Figure 1: Memory array schematic.

# References

- P. Landman and J. Rabaey, "Architectural power analysis: The dual bit type method," *IEEE Transactions on Very Large Scale Integration (VLSI) Systems*, vol. 3, no. 2, pp. 173–187, Jun. 1995.
- [2] —, "Activity-sensitive architectural power analysis," *IEEE Transactions on Computer-Aided Design of Integrated Circuits and Systems*, vol. 15, no. 6, pp. 571–87, Jun. 1996.
- [3] M. Nemani and F. N. Najm, "Towards a high-level power estimation capability," *IEEE Transactions on Computer-Aided Design of Integrated Circuits and Systems*, vol. 15, no. 6, pp. 588–98, Jun. 1996.
- [4] —, "High-level area and power estimation for VLSI circuits," *IEEE Transactions on Computer-Aided Design of Integrated Circuits and Systems*, vol. 18, no. 6, pp. 697–713, Jun. 1999.

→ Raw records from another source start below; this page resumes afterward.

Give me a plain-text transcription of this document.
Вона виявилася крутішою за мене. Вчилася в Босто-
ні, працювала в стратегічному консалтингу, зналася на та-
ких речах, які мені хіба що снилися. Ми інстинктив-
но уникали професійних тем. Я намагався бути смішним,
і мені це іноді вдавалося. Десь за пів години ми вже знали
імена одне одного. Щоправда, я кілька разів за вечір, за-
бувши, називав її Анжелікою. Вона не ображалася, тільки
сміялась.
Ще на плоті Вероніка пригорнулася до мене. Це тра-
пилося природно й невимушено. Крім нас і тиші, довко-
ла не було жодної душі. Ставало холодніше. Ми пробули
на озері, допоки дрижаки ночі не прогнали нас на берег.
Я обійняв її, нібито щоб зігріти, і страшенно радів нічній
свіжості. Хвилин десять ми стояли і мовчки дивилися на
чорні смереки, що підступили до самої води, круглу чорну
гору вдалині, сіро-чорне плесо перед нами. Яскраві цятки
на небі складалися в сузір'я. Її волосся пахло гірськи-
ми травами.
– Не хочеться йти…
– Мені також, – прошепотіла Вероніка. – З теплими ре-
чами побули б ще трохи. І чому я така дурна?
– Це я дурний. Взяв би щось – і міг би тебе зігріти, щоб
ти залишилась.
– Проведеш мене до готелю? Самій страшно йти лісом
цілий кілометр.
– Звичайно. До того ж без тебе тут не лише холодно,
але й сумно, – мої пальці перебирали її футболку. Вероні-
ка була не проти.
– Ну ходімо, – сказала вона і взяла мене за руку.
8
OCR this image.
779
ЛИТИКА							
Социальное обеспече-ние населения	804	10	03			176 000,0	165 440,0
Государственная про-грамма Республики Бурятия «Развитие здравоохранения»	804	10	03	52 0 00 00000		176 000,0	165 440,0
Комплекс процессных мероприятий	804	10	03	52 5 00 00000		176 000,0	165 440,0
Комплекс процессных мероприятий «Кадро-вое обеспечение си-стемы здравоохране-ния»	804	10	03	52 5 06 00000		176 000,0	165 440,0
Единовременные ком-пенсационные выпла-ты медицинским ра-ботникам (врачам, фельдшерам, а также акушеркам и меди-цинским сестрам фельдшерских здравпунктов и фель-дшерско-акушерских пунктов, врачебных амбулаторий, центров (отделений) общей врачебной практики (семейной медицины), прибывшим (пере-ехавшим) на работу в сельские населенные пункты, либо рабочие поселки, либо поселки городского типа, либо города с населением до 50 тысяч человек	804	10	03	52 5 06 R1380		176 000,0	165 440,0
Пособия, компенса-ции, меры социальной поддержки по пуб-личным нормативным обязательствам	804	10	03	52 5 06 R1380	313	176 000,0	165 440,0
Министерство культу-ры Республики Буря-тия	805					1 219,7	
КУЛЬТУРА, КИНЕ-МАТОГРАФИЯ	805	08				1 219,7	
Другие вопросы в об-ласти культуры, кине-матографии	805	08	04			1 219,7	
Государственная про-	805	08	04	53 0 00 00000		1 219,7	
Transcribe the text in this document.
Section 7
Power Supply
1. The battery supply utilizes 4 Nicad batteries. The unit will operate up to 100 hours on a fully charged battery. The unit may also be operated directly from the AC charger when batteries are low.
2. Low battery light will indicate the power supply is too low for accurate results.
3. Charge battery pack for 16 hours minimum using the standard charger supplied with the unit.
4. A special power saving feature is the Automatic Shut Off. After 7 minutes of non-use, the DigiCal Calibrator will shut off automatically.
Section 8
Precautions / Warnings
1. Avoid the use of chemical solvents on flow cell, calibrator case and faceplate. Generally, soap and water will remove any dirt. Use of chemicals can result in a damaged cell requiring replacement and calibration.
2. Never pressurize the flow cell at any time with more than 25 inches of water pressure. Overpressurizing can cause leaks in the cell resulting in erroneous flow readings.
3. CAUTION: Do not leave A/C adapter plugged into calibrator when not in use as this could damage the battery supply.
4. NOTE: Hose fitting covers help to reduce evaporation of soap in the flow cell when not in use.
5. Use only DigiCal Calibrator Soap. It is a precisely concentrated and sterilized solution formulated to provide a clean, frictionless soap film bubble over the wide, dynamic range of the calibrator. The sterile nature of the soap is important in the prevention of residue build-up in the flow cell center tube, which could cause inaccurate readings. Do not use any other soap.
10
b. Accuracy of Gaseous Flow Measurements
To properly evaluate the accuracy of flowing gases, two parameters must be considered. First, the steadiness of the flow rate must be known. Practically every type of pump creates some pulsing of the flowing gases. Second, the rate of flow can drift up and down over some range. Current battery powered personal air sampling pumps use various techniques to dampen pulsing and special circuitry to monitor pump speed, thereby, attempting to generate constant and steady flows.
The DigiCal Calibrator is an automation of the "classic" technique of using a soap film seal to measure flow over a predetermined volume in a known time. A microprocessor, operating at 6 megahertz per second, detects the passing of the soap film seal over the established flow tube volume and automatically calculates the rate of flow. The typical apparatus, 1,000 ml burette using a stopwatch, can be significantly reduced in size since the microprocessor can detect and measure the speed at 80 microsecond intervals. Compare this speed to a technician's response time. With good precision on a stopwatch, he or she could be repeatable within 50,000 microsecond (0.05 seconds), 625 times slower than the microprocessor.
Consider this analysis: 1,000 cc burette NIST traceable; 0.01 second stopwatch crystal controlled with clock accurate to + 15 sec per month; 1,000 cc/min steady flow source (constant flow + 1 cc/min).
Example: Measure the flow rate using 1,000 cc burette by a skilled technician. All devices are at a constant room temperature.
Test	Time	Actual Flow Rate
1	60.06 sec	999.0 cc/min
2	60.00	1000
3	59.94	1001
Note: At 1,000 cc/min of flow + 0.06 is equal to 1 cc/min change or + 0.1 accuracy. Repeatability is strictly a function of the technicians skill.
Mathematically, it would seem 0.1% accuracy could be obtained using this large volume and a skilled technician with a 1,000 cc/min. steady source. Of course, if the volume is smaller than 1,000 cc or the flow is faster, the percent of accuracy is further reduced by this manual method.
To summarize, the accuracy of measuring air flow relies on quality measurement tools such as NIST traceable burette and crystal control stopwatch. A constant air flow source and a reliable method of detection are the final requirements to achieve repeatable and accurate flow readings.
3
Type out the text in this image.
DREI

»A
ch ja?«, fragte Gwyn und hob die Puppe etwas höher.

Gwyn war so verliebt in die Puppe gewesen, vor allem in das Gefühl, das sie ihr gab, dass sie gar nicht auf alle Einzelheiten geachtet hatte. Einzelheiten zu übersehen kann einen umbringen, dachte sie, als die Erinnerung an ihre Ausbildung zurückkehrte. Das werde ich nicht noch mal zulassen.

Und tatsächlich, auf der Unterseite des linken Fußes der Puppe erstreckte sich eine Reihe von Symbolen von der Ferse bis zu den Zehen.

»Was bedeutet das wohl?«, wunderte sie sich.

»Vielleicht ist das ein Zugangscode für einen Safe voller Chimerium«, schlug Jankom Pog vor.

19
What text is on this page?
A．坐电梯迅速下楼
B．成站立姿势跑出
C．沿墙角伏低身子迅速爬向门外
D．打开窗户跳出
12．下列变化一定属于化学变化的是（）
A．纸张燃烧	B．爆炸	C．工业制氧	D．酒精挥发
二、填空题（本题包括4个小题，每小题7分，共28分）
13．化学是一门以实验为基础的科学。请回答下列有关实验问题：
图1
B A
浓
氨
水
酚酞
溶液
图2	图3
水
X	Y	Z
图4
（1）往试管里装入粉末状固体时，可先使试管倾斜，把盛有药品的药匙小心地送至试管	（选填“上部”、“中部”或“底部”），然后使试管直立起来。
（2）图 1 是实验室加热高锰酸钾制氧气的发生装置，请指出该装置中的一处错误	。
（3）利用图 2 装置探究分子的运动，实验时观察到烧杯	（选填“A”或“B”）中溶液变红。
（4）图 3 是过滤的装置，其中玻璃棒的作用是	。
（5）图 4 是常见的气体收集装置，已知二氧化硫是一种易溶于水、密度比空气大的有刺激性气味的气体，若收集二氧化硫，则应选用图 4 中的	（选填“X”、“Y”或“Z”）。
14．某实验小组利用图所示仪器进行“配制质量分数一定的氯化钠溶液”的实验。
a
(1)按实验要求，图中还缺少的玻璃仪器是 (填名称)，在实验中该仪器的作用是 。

- [5] Nanoscale Integration and Modeling (NIMO) Group, Arizona State University. (2006, December) Predictive technology model (ptm). latest.html. [Online]. Available: http://www.eas.asu.edu/~ptm/
- [6] W. Zhao and Y. Cao, "New generation of predictive technology model for sub-45 nm early design exploration," *IEEE Trans. Electron Devices*, vol. 53, no. 11, pp. 2816–23, November 2006.